Jan 19 2016
By Eleanor McDermid, Senior medwireNews Reporter
A prospective, community-based study confirms that patients with epilepsy usually die of the same causes as other people.
The analysis of the UK National General Practice Study of Epilepsy found that just 3.2% of the 189 deaths that occurred among 558 people over nearly 25 years were caused by epilepsy.
In these six cases, the patients’ deaths were directly attributed to epilepsy, with the immediate cause listed as sudden death in epilepsy (SUDEP) or status epilepticus.
In a further 22.8% of cases, the patients’ underlying cause of death was also the cause of their epilepsy; for example, cerebral neoplasm or cerebrovascular disease. The proportion of patients whose cause of death was also the cause of their epilepsy was highest during the first 2 years after their first seizure, at 57.5%, falling to 6.0% after 15 years.
The most common immediate cause of death, in 31.2% of patients, was pneumonia, “representing what is likely a common terminus in a fatal sequence of events”, say Josemir Sander (UCL Institute of Neurology, London, UK) and co-researchers.
But the most common underlying causes of death were cancer (excluding cerebral neoplasms), cardiovascular disease and cerebrovascular disease, together accounting for 58.7% of deaths. Other causes included cerebral neoplasms, external causes, congenital neurological disorders and neurodegenerative diseases. Epilepsy was the least common underlying cause of death.
In multivariate analysis, the presence of a number of comorbidities (based on ICD chapters) significantly increased the risk of death. These included cancer, substance abuse, traumatic brain injury, Parkinson’s disease and cerebrovascular disease.
“Our findings emphasize that comorbidities similar to those responsible for mortality in the general population are also the most important mediators of premature death in people with epilepsy”, the researchers write in Neurology.
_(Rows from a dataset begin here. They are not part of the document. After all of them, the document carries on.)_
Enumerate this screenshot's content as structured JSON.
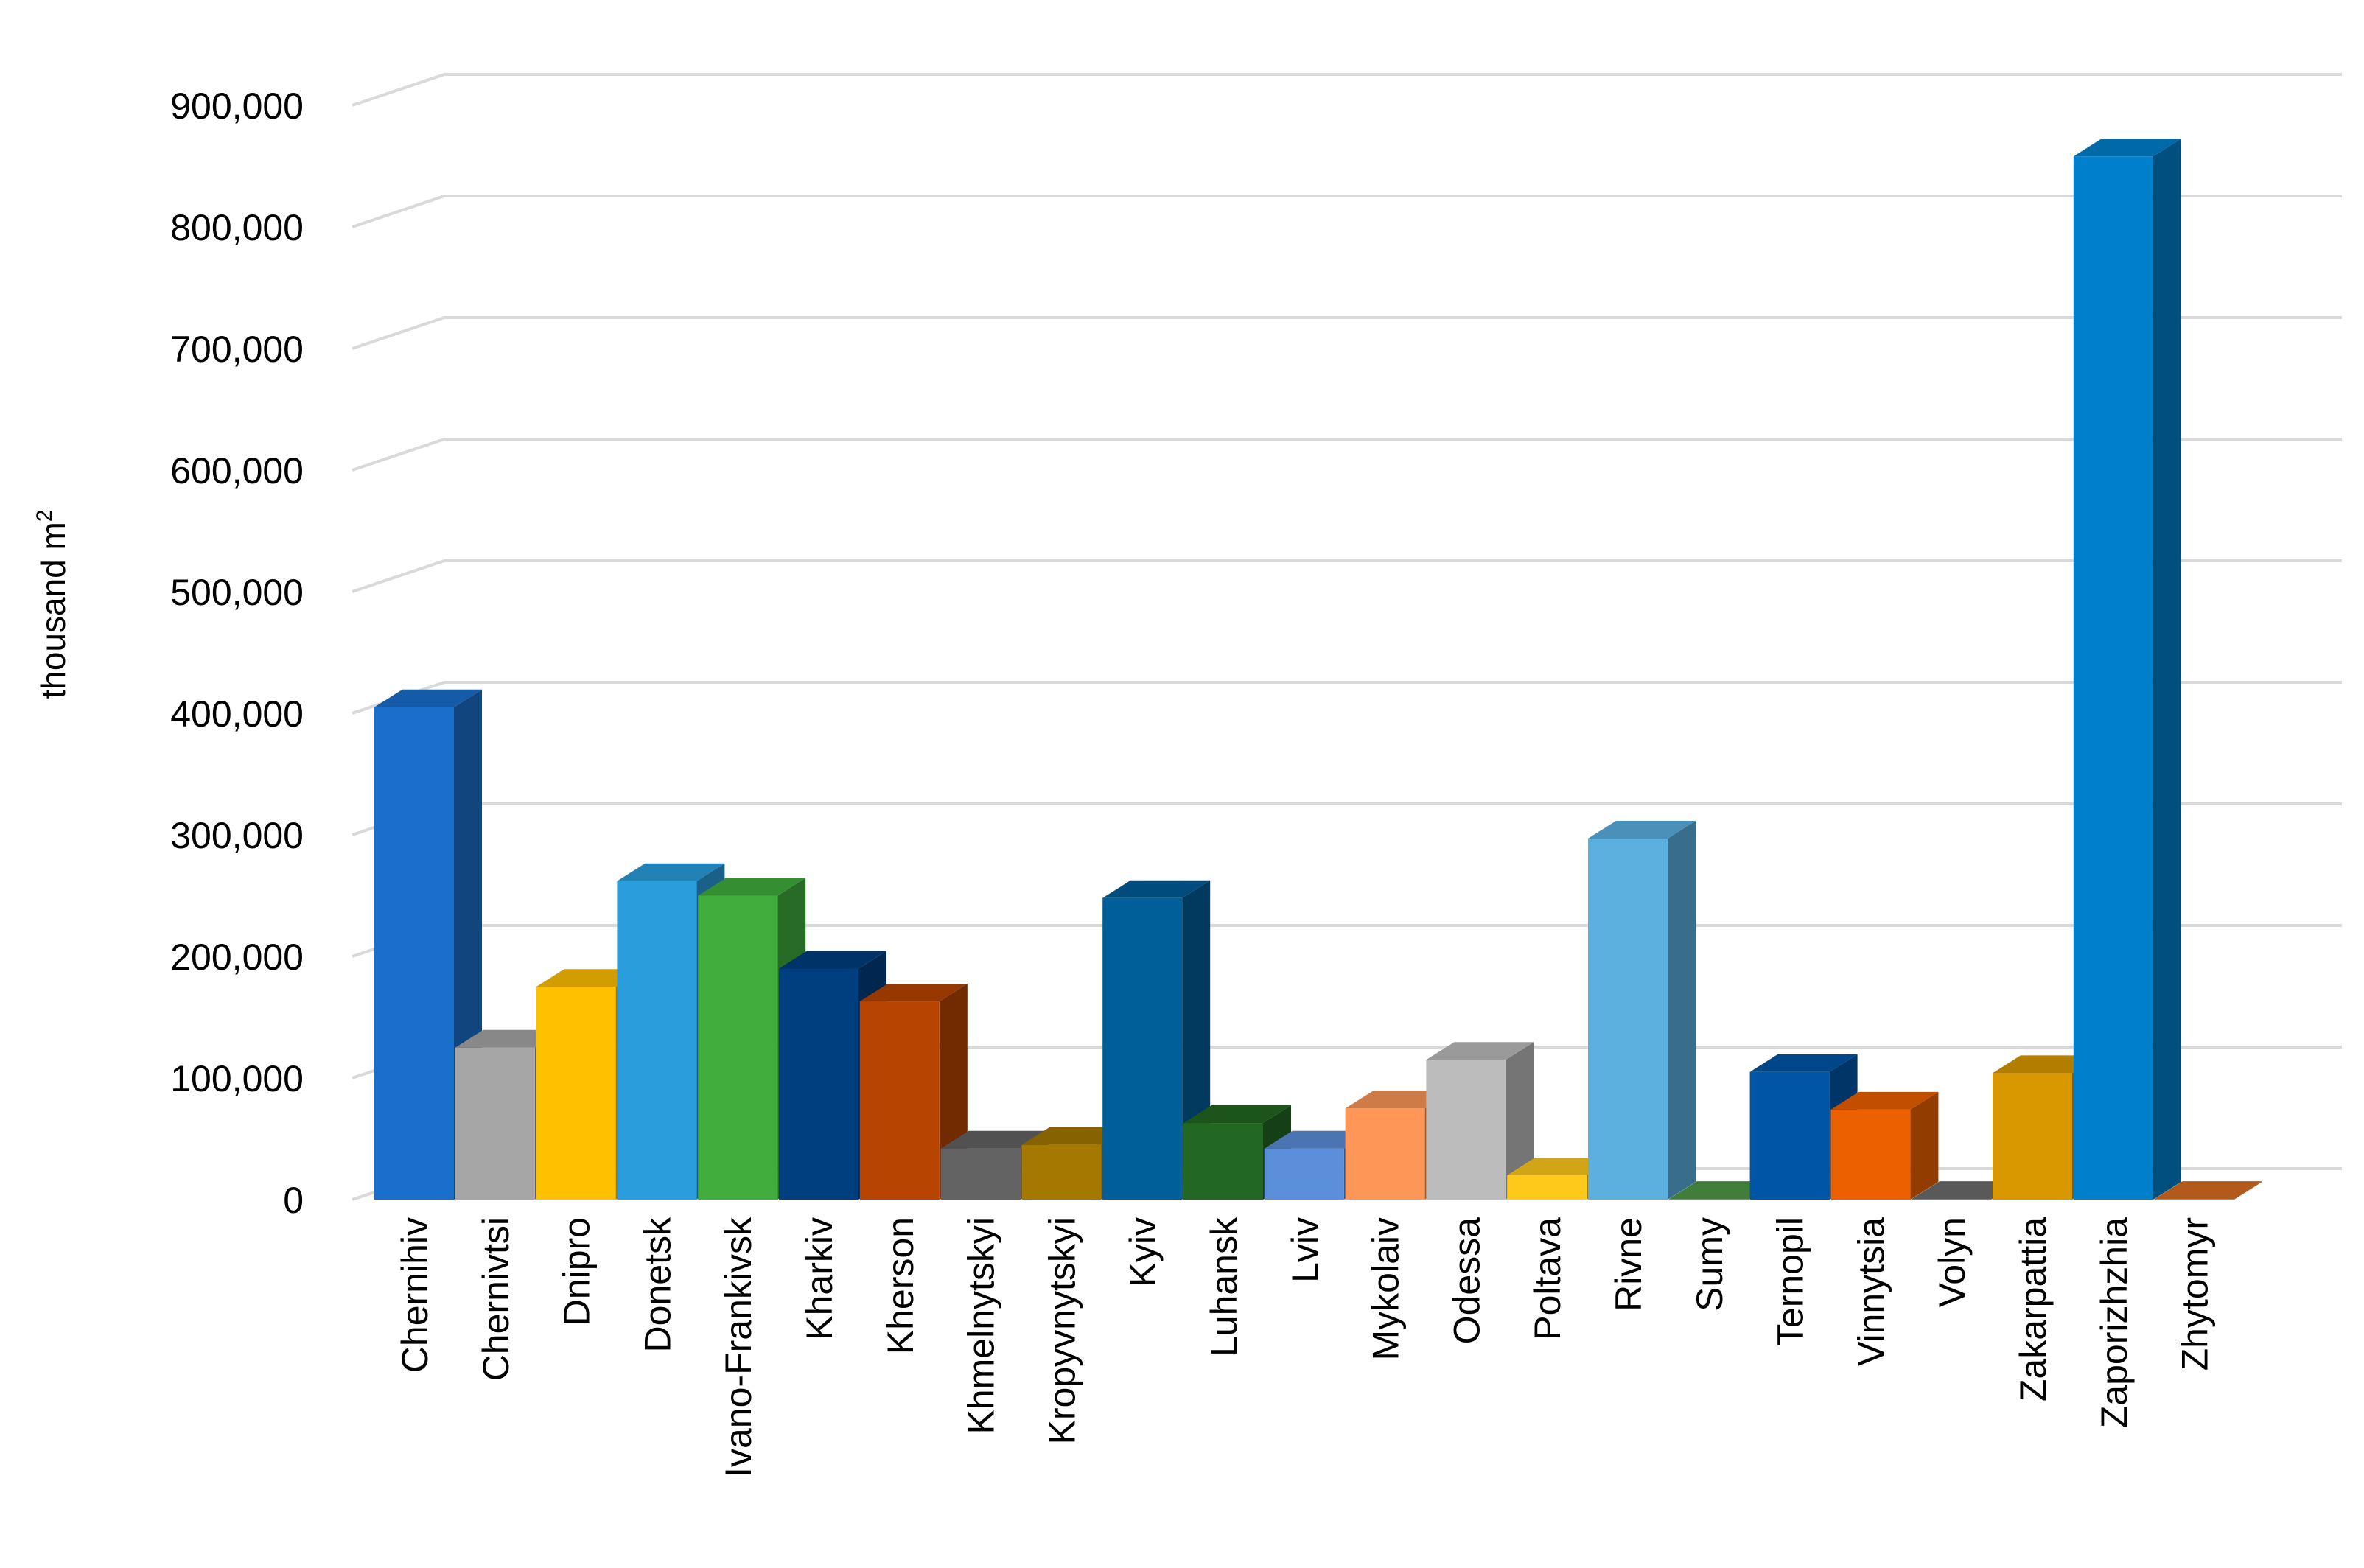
{
  "chart_data": {
    "type": "bar",
    "style": "3d-column",
    "ylabel": "thousand m",
    "ylabel_superscript": "2",
    "ylim": [
      0,
      900000
    ],
    "yticks": [
      0,
      100000,
      200000,
      300000,
      400000,
      500000,
      600000,
      700000,
      800000,
      900000
    ],
    "ytick_labels": [
      "0",
      "100,000",
      "200,000",
      "300,000",
      "400,000",
      "500,000",
      "600,000",
      "700,000",
      "800,000",
      "900,000"
    ],
    "grid": true,
    "legend": "none",
    "categories": [
      "Chernihiv",
      "Chernivtsi",
      "Dnipro",
      "Donetsk",
      "Ivano-Frankivsk",
      "Kharkiv",
      "Kherson",
      "Khmelnytskyi",
      "Kropyvnytskyi",
      "Kyiv",
      "Luhansk",
      "Lviv",
      "Mykolaiv",
      "Odessa",
      "Poltava",
      "Rivne",
      "Sumy",
      "Ternopil",
      "Vinnytsia",
      "Volyn",
      "Zakarpattia",
      "Zaporizhzhia",
      "Zhytomyr"
    ],
    "values": [
      405000,
      125000,
      175000,
      262000,
      250000,
      190000,
      163000,
      42000,
      45000,
      248000,
      63000,
      42000,
      75000,
      115000,
      20000,
      297000,
      500,
      105000,
      74000,
      500,
      104000,
      858000,
      500
    ],
    "colors": [
      "#1a6fcc",
      "#a6a6a6",
      "#ffc000",
      "#2a9ddd",
      "#41ad3d",
      "#003f7f",
      "#b84401",
      "#636363",
      "#a57800",
      "#005e99",
      "#226722",
      "#5b8fd9",
      "#fd9656",
      "#bcbcbc",
      "#ffc91b",
      "#5bb0e0",
      "#4e9a45",
      "#0055a6",
      "#ed6000",
      "#6d6d6d",
      "#da9800",
      "#0080cc",
      "#d96c22"
    ]
  }
}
They stress that “at the level of the general population, physician counseling of people with epilepsy with regards to neoplastic and atherosclerotic risk factors appears to be as important as counseling individuals on the risk of SUDEP or status epilepticus, if not more so.”
In a linked editorial, Jorge Burneo (Western University, London Health Sciences Center, Ontario, Canada) and Nathalie Jette (University of Calgary, Alberta, Canada) stress that the findings only apply to relatively affluent countries, and speculate that infectious diseases account for a lot more deaths among epilepsy patients in less developed regions.
They say it is “imperative” that similar prospective studies are initiated in low-resource countries “to guide future health care and policy and implement ways to reduce this tragic outcome across the world.”